Korona günlerini yaşıyoruz. Bu salgın hemen bitecek gibi de gözükmüyor. Bunun nasıl ortaya çıktığı önemli değil. Uzmanların dediğine ve yaşanan tecrübeye göre çok çabuk bulaşan ve hızla yayılma özelliği olan bir virüs. Tabiî tedbir alınmazsa. Bu virüsün böyle olması kader olduğu gibi, insanların tedbir almaları, sakınmaları, hastalanınca da tedaviye baş vurmaları, derman aramaları da iyi olmanın kaderidir.

Bir müslüman için sağlığı korumak dini bir emirdir. Çünkü beden gibi sağlık da ona verilmiş bir emânettir. Hz. Muhammed (sav) her türlü hastalık için tedavi olmayı tavsiye ediyor. Birisi Peygamber’e şöyle sormuş: “Ey Allah’ın Elçisi, tedavi olalım mı? Evet, dedi, ey Allah’ın kulları tedavi olun. Zira Allah (cc) bir hastalık yaratmamıştır ki, dermanını, ya da şifâsını da yaratmamış olsun. Bir hastalık hariç.” Dediler ki: “O hangisidir, Ya Rasûlelleh?” dedi ki: İhtiyarlık (ve ölüm)”. (Tirmizî, Tıbb/2 no: 2038. Bir benzeri: Ebu Dâvud, Tıbb/11 no:3874, 3855. İbni Mâce, Tıbb/1 no: 3436. İbni Hıbban, Tıb/4 no: 6064)

Bu hadis bir atasözünde “derdi yaratan Allah dermanını da verir” şeklinde ifade edilir.

Bunun yanında Peygamber (sav) asırlar öncesinde korucu hekimliği tavsiye etmiş, bunu yapan mü’minleri övmüştür. Kendisi de her zaman hastalıklara karşı hep dikkatli olmuştur. O, yeterince uyumayı, dinlenmeyi, temiz olmayı, yeteri kadar yemeği, elleri ve ağzı temiz tutmayı, pis ve bayat yiyeceklerden uzak durmayı, yemek kaplarını kapalı tutmayı, sık sık duş almayı, tuvaletten sonra mümkün olduğu kadar temizlenmeyi tavsiye etmiştir.

Bu tavsiyeler bugün de geçerlidir. Uzmanların koronaya veya diğer hastalıklara karşı koruyucu tedbir tavsiyeleri de buna uygundur. Evet, hastalığın olması bir kader ise, hastalığı önlemek için tedbir almak da, hasta olunca tedavi olmak da başka bir kaderdir.
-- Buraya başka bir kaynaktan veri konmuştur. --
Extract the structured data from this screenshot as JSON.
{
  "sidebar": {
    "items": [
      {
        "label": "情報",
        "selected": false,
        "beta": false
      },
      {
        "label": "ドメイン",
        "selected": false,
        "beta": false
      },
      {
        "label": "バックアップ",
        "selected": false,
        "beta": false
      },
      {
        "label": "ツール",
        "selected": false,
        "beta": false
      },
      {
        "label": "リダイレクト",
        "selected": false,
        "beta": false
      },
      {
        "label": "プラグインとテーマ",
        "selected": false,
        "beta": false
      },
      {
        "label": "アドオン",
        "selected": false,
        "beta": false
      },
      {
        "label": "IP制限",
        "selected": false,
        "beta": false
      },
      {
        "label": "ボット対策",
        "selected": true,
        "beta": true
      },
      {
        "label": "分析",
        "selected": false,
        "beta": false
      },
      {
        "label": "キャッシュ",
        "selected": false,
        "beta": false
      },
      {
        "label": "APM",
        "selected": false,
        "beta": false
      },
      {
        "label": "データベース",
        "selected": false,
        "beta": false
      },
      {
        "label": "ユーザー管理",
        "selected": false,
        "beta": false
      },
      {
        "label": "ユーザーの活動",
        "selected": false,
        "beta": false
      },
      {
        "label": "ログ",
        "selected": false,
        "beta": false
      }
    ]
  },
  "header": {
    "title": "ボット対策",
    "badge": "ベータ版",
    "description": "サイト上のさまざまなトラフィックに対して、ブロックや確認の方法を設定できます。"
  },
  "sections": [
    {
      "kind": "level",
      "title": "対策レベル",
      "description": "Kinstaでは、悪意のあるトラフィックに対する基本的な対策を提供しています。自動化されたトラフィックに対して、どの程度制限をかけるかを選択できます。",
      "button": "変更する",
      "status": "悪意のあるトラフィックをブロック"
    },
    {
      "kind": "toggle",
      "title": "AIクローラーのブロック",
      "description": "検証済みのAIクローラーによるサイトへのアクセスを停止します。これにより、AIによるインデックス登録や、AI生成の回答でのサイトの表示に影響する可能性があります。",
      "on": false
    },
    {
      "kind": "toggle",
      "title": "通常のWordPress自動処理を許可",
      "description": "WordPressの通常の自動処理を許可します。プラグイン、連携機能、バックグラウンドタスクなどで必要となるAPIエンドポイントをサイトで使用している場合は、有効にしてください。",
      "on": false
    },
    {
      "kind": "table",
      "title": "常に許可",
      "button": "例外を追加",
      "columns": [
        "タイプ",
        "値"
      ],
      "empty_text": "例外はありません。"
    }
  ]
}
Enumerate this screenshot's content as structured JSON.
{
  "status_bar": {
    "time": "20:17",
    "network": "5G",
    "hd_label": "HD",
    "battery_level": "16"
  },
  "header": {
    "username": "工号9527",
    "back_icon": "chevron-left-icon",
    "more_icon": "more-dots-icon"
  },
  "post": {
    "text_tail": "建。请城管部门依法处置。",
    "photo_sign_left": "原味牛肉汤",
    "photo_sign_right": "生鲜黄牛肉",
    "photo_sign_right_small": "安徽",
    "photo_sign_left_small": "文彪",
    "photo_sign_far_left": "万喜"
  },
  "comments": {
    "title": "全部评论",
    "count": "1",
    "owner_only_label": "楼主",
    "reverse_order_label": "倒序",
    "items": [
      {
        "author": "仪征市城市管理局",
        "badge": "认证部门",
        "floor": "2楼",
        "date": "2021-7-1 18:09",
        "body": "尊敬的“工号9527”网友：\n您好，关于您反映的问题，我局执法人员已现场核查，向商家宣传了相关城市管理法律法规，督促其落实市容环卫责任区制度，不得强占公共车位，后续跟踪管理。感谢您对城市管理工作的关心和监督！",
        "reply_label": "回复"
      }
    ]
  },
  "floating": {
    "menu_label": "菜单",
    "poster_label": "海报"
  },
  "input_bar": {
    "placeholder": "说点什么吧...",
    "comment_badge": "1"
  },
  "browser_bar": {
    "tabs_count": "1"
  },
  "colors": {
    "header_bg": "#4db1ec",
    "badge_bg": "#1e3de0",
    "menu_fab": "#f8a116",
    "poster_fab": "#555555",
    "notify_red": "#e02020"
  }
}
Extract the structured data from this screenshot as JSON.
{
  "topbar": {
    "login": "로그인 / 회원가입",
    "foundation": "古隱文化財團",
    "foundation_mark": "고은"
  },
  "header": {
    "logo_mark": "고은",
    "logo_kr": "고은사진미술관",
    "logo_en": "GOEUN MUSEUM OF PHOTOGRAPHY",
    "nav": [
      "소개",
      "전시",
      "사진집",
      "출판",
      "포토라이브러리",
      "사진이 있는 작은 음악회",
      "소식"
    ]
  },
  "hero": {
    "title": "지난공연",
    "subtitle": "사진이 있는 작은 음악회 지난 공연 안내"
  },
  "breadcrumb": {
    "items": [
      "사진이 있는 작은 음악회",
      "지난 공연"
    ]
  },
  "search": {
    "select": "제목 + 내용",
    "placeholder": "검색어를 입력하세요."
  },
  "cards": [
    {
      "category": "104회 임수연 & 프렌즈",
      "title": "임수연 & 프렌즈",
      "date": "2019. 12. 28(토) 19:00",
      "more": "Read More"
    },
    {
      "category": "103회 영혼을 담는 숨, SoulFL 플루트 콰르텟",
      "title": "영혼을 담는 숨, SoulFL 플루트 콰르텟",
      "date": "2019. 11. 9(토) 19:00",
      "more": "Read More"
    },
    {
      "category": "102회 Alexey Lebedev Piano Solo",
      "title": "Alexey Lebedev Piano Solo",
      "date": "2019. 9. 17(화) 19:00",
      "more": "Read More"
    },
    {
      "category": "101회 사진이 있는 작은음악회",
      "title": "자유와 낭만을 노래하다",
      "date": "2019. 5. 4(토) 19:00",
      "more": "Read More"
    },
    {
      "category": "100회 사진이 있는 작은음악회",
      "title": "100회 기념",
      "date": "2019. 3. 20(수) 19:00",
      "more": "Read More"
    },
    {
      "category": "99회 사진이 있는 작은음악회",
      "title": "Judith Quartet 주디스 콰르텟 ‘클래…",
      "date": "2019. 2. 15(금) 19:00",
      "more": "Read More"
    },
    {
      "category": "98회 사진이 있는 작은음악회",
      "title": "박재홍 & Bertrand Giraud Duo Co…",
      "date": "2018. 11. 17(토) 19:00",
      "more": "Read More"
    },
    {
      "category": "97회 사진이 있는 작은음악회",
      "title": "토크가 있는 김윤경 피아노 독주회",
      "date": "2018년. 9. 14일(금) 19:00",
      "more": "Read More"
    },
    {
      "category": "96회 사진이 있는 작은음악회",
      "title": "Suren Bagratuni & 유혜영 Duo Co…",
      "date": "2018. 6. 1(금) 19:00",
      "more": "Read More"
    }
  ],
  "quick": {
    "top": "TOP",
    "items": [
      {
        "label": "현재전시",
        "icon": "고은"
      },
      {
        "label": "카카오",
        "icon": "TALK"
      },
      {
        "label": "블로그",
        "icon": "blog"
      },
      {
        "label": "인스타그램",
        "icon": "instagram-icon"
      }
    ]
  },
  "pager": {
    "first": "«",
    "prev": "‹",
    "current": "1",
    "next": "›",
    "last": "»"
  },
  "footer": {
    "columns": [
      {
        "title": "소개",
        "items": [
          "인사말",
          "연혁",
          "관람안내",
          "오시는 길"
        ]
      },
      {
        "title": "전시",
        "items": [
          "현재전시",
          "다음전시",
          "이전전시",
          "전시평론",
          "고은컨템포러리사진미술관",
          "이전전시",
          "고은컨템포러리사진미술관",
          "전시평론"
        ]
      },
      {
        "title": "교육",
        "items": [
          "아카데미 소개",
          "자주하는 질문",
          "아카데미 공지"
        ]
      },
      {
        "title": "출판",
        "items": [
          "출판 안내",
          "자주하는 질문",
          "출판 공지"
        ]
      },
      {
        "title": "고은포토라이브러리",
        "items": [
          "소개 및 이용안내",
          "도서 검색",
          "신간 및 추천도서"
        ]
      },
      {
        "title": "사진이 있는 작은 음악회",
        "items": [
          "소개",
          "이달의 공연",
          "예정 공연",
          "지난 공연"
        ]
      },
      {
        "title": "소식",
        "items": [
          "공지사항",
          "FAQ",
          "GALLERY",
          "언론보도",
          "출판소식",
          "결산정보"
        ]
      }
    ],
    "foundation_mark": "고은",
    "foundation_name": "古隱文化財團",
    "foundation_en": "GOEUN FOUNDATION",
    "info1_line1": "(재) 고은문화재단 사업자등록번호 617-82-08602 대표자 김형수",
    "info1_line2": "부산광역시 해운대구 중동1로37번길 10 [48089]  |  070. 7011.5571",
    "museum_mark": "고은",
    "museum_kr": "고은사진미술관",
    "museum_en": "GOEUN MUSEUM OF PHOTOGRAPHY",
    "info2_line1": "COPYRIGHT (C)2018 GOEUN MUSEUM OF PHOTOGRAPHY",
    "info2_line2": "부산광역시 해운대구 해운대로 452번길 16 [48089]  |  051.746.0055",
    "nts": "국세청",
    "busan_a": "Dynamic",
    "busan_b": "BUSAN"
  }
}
Bu konuda tarihten ilginç bir örnek vermek istiyorum.

-Kaderden yine kadere

Kaynakların dediğine göre m. 639 yılındaki Suriye'de baş gösteren veba hastalığı 25-30 bin kişiyi öldürmüştür.  Abdullah ibni Abbas (ra) anlattı:

Hz. Ömer (ra) Şam’a doğru yola çıkmıştı. Serg denilen yere varınca, kendisini orduların başkumandanı Ebû Ubeyde ibni Cerrah ile komuta kademesindeki arkadaşları karşıladı ve ona Şam’da veba hastalığının baş gösterdiğini haber verdiler.

Hz. Ömer Abdullah b. Abbas’a: -“Bana ilk Muhâcirleri çağır” dedi. Hz. Ömer onlarla oturup konuştu ve Şam’da veba salgını bulunduğunu kendilerine bildirdi. Onların bazıları: -“Sen belirli bir iş için yola çıktın, geri dönmeni uygun bulmuyoruz” dediler. Bazıları da: -“Müslümanların kalanı ve Hz. Peygamberin ashabı senin yanındadır. Onları bu vebanın üstüne sevk etmenizi uygun görmüyoruz, orada salgın hastalık var” dediler. Bunun üzerine Hz. Ömer:

-“Gidebilirsiniz” dedi.

Daha sonra Abdullah ibni Abbas’a: -“Bana Ensâr’ı çağır” dedi. Onlar da Muhâcirler gibi benzer sözler söylediler. Hz. Ömer: -“Siz de gidebilirsiniz” dedi. Abdullah’a tekrar: -“Bana Mekke’nin fethinden önce Medine’ye hicret etmiş olan Kureyş Muhâcirlerinin yaşlılarını çağır” dedi. Onların hepsi: -“İnsanları geri döndürmeni ve bu hastalığın olduğu yere gitmemeyi uygun görüyoruz” dediler. Bu defa Hz. Ömer herkese seslenerek: -“Ben sabahleyin dönüş hazırlığına başlıyorum, siz de hayvanlarınıza binmiş olun” dedi.

Bunun üzerine Ebû Ubeyde ibni Cerrah: -“Ey Ömer, Allah’ın kaderinden mi kaçıyorsun?” demiş. Hz. Ömer: -“Keşke bunu senden başkası söyleseydi ey Ebu Ubeyde!” dedi. Zira Ömer Ebû Ubeyde’ye muhalefet etmek istemezdi.

Ve sözüne şöyle devam etti. “Evet, Allah’ın kaderinden yine Allah’ın kaderine kaçıyoruz. Ne dersin senin develerin olsa da iki tarafı olan bir vadiye inseler, bir taraf verimli diğer taraf çorak olsa, verimli yerde otlatsan Allah’ın kaderiyle otlatmış, çorak yerde otlatsan yine Allah’ın kaderiyle otlatmış olmaz mıydın?”

O esnada bir takım ihtiyaçların karşılamaz için bir yere giden Abdurrahman ibni Avf (ra) geldi ve: “Bu konuda bende bilgi var, Rasûlullah’ın (sav): ‘Bir yerde veba (taûn-bulaşıcı hastalık) olduğunu işittiğinizde oraya girmeyiniz. Bir yerde veba ortaya çıkar, siz de orada bulunursanız, hastalıktan kaçarak oradan dışarı çıkmayınız” buyururken işittim” dedi.

Bunun üzerine Hz. Ömer Allah’a hamd etti ve oradan ayrılıp yoluna devam etti. (Buhârî, Tıbb/30 no: 5729, Tıbb30 no: 5730, Hayl/13 no: 6973. Müslim, Selâm/32(98) no: 5784)

Görevi gereği Şam'a dönen vali Ebû Ubeyde de bu büyük salgın sırasında vefat etmiştir. (TDV İslâm Ansiklopedisi 10/249-250)

Hz. Ömer; “hastalık Allah’ın kaderi (yasası) ise, tadbir almak da Allah’ın kaderidir” demiş oldu.